Aunque Gotrek protestó con toda su alma y dijo que continuaría camino hasta Middenheim, tanto si tenía el brazo roto como si no, al final incluso él tuvo que admitir que no sería de mucha utilidad en una lucha si tenía un hueso asomándole a través de la piel. Así que dos de los estudiantes de Malakai los escoltaron a él y a Félix hasta la capital y usaron fondos de la Escuela de Artillería para pagarles el alojamiento y la atención de los médicos. Malakai había dicho que era lo mínimo que podía hacer la escuela por ellos, después de que impidieran que los cañones malditos llegaran a Middenheim y posiblemente provocaran la caída del Imperio.

—Y habría sido culpa de la escuela, y mía, si eso hubiera sucedido —había dicho el ingeniero, sombrío—. Por no ver que los pobres cañones habían sido maldecidos, para empezar. Me habría tenido que afeitar la cabeza de nuevo.

Así pues, durante los últimos dos meses, Gotrek y Félix habían permanecido inactivos en Altdorf, esperando a que se les curaran las heridas, sin nada más que hacer que sentarse en el salón de la posada El Grifo. La inactividad forzosa no habría sido tan mala de no ser porque, cuando llevaban diez días en la ciudad, había llegado del norte la noticia de que Archaon se había retirado de Middenheim y levantado el cerco.

La guerra había acabado.

Gotrek no había dejado de beber desde entonces.

Félix no podía reprochárselo, realmente. Desde el momento en que habían llegado a Barak Varr aquella primavera y se habían enterado de la invasión, el Matador había puesto el corazón en enfrentarse con un demonio en el campo de batalla, y una vez más se le había negado la muerte. Esto lo había llevado a un estado de ánimo tan sombrío que Félix temía que muriera.

Ya había visto antes a Gotrek sumido en la desesperación, pero nunca de ese modo. En todas las ocasiones anteriores, por muy hundido que estuviera, la rabia o los insultos podían sacarlo a flote.

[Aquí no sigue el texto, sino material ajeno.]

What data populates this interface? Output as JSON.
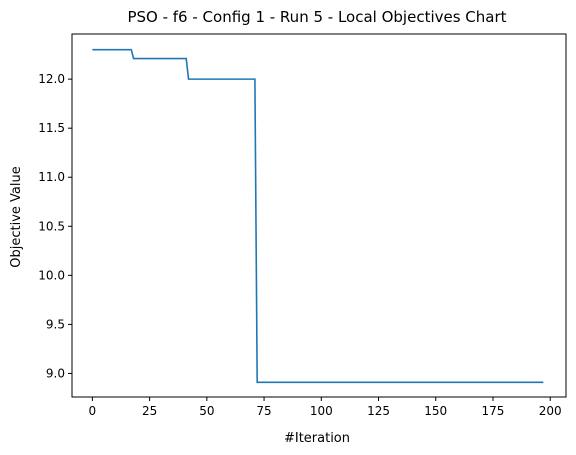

Ahora, ni las pullas de borrachos ni las amenazas de matoncillos chulescos lograban que alzara la cabeza. Continuaba con la vista clavada ante sí, como si en el mundo no hubiera nada más que él mismo y su jarra de cerveza.

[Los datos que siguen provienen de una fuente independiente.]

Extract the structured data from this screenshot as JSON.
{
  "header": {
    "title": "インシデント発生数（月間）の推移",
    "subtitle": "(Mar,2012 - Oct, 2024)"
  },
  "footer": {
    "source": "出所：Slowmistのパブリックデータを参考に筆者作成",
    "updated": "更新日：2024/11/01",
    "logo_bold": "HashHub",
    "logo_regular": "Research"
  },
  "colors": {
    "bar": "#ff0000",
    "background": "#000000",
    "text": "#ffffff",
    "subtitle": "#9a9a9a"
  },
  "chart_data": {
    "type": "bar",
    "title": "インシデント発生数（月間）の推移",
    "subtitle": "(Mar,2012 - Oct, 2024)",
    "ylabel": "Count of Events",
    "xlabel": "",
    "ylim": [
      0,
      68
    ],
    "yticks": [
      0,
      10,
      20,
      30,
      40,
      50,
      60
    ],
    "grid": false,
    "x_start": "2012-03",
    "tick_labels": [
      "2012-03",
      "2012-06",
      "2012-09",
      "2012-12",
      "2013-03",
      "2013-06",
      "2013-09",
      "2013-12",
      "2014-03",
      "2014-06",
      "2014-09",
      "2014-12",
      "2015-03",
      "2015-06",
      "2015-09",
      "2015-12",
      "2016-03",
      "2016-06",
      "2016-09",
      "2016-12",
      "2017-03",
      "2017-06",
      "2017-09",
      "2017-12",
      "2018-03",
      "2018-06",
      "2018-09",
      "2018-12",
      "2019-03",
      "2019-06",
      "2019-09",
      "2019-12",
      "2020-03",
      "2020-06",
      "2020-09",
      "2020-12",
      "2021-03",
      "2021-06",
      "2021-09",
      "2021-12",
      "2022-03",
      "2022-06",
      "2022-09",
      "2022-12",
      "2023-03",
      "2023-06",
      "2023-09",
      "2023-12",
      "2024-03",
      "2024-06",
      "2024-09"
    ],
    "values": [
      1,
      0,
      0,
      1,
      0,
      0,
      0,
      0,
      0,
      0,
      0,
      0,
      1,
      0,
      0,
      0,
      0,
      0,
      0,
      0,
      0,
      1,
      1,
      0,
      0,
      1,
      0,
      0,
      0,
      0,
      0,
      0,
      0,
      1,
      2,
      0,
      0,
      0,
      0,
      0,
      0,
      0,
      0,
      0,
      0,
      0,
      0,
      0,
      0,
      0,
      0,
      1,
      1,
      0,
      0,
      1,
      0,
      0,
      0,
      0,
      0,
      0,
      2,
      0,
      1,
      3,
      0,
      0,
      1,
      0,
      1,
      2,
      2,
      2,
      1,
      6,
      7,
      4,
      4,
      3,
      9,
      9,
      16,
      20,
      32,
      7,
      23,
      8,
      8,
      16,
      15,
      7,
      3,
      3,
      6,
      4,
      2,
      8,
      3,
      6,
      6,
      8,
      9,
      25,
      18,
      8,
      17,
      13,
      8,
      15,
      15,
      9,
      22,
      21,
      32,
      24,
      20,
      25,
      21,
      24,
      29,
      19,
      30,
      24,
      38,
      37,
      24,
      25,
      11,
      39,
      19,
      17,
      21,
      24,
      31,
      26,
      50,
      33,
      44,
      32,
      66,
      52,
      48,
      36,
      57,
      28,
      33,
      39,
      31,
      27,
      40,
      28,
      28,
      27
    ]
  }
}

A Félix le resultaba tremendamente doloroso ver aquello. De un Matador no podía decirse que hubiera perdido la voluntad de vivir, ya que toda su vida estaba consagrada a la búsqueda de la muerte, pero era algo realmente triste ver a un Matador que había perdido la voluntad de buscar una buena muerte.

—Gotrek.

Gotrek continuó con la mirada fija en la media distancia.

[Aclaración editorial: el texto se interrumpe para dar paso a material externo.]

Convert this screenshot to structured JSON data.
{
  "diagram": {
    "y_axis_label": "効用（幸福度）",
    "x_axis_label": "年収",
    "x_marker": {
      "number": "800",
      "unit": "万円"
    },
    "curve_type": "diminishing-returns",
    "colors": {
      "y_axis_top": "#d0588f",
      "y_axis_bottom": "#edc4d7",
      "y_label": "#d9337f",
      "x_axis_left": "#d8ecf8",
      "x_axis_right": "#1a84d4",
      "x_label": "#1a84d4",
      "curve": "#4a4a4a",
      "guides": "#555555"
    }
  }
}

—Gotrek, ¿estás despierto?

Gotrek no volvió la cabeza.

—¿Qué sucede, humano? —dijo al fin—. ¿Por qué no me dejas beber en paz? —Su voz sonaba como si alguien frotara dos piedras dentro de una tumba.

—Quiero… quiero ir a Marienburgo.

Gotrek meditó la noticia durante un largo momento antes de responder:

—Allí, las tabernas son iguales que las de aquí. ¿Por qué molestarse?

—Allí tengo que hacer algo que me ha pedido mi padre. Puedes quedarte aquí, si quieres, aunque un cambio de escenario podría animarte. Sólo me llevará tres semanas, poco más o menos.

Gotrek pensó en eso un poco más, y, por fin, encogió sus enormes hombros.

—Un sitio es tan bueno como el otro. —Alzó la jarra para beber otro sorbo.

Félix aún estaba intentando dilucidar si eso era un sí o un no, cuando algo pasó a gran velocidad ante su nariz e hizo trizas la jarra de Gotrek, regándole de cerveza toda la barba y el regazo.

Gotrek alzó lentamente los ojos mientras Félix se volvía en dirección al lugar del que había llegado el dardo. Algo largo y estrecho asomaba a través de un cristal que faltaba en una ventana con parteluz. Otro dardo salió disparado. Félix se lanzó hacia un lado. Gotrek alzó el brazo derecho y el dardo se clavó en la escayola. Su único ojo miró con fría rabia en dirección a la ventana, mientras tendía una mano hacia el hacha que estaba apoyada contra su silla.

—Menudo desperdicio de cerveza —dijo.